Though not all AI chatbots are life-changing, such as Imsomnobot3000: a chatbot designed to keep you company if you can’t fall asleep!
3. Spam detection
This application is typically running behind the scenes, so it’s likely not something you would immediately think of when you read about AI and NLP.
It involves scanning the words in an email for excessive incorrect use of grammar and specific scam-related writing patterns. This allows email service providers, like Gmail, and Outlook, to filter out spam emails and send them directly to the spam folder without user intervention.
This protects users from other attacks, for example, stopping malicious images that, if downloaded, could install malware on the user’s device or phishing.
And since the spam-catching algorithms use NLP and machine learning, they can adapt to new spam tactics and thwart attacks with the help of a few human volunteers. For example, Google’s spam detection algorithms can block up to 100 million spam messages daily.
4. Predictive text
This is a handy day-to-day tool that is used by every smartphone user. It works by going through the millions of words being typed and using the techniques of stemming and lemmatization to understand the context of the sentence we are in the middle of typing.
It then gives suggestions based on the partial word typed by the user. This allows the user to spend less time typing as the computer can fill in what they’re going to type.
5. Sentiment analysis
Ever wondered why you sometimes hear the “this call may be recorded” message?
The obvious use is, of course, to ensure that a record of the call is kept for future reference. Another use is for NLP algorithms to understand and identify the user’s mood and satisfaction level.
This also applies to the reviews we write online and can be applied similarly to deduce if the user liked or disliked the product.
The information obtained by NLP models can be useful for big corporations to gather customer feedback and improve their products and services accordingly.
6. Analyzing and interpreting trends from online data
NLP is particularly helpful in identifying trends, and this has many use cases.
For example, the NLP group at MIT uses NLP tools to combat fake news by focusing on specific patterns and distinguishing real news from fake news. Other use cases include analyzing and predicting financial trends and prospects of job recruitment.
As you can see, NLP deals with understanding how people communicate in natural language (i.e., not structured data like an XML file). NLP can be used for many things, including parsing text or speech into their constituent parts (e.g., nouns and verbs), identifying entities like people, places, or companies mentioned in the text, determining sentiment (whether the author is expressing an opinion about something), or even predicting what someone might say in response to a question based on what they’ve said before.
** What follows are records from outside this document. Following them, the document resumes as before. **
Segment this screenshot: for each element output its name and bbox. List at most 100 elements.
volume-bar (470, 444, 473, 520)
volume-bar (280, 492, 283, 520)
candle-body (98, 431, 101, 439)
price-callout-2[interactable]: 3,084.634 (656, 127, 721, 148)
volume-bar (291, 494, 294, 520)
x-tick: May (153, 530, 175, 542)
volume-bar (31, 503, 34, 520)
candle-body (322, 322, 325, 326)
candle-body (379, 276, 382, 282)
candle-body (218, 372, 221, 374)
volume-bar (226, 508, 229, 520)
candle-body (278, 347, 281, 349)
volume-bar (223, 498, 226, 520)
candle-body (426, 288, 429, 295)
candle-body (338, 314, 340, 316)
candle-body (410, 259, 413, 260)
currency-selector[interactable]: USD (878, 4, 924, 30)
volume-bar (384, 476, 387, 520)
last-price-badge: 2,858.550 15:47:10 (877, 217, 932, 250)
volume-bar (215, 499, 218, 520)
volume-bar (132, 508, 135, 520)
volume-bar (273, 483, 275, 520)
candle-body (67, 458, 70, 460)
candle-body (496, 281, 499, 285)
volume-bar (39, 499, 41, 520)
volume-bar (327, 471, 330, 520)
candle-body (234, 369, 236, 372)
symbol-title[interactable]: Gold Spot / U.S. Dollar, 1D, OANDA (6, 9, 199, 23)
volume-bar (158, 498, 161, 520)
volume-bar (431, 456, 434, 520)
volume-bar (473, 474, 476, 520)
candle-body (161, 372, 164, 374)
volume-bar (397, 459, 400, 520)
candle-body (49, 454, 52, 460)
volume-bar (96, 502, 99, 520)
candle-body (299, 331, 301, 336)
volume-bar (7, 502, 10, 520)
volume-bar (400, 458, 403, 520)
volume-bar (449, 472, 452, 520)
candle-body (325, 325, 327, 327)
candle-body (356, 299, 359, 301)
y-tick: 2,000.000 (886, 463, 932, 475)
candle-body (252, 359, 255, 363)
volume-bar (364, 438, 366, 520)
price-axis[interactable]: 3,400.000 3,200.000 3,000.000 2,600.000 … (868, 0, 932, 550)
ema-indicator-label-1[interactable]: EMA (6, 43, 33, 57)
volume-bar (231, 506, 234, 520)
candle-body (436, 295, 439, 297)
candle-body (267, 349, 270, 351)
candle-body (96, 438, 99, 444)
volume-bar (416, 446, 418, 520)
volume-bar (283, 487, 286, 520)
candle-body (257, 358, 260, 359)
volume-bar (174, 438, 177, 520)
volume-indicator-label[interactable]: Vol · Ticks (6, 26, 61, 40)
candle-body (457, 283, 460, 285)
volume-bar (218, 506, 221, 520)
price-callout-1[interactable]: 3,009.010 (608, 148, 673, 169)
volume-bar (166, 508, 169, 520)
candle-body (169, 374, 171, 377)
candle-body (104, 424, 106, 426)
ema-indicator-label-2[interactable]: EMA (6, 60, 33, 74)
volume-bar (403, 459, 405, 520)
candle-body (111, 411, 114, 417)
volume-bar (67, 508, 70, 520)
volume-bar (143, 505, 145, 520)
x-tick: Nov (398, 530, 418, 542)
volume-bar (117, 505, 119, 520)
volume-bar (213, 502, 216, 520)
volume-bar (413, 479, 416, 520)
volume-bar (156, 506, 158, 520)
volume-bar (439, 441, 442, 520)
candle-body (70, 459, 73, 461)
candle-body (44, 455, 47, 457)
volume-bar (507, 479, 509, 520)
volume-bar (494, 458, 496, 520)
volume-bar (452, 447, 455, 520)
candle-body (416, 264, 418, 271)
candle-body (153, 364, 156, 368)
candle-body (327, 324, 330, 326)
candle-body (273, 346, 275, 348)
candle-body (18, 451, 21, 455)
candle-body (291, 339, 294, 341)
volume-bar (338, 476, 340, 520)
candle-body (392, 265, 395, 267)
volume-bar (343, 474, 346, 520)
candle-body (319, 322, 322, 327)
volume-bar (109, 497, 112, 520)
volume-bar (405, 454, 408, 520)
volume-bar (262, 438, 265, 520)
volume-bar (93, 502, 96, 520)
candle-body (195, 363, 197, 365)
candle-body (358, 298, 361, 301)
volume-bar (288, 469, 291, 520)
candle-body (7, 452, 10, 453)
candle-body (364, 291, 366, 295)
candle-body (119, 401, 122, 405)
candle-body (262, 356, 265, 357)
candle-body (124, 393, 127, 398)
All in all, NLP is a powerful tool that can be used in conjunction with other AI-powered tools to help with various tasks. NLP is just one branch of machine learning, and every day new ways are being made to extend its uses.
This technology has tons of applications– we covered some in this post. From helping search engines categorize web pages based on what they contain to providing personalized recommendations based on your previous purchases or reading habits to helping doctors analyze medical records more efficiently by automating some of the paperwork so they have more time with patients themselves. And that’s just scratching the surface – there are so many uses for NLP; I couldn’t possibly list them all here!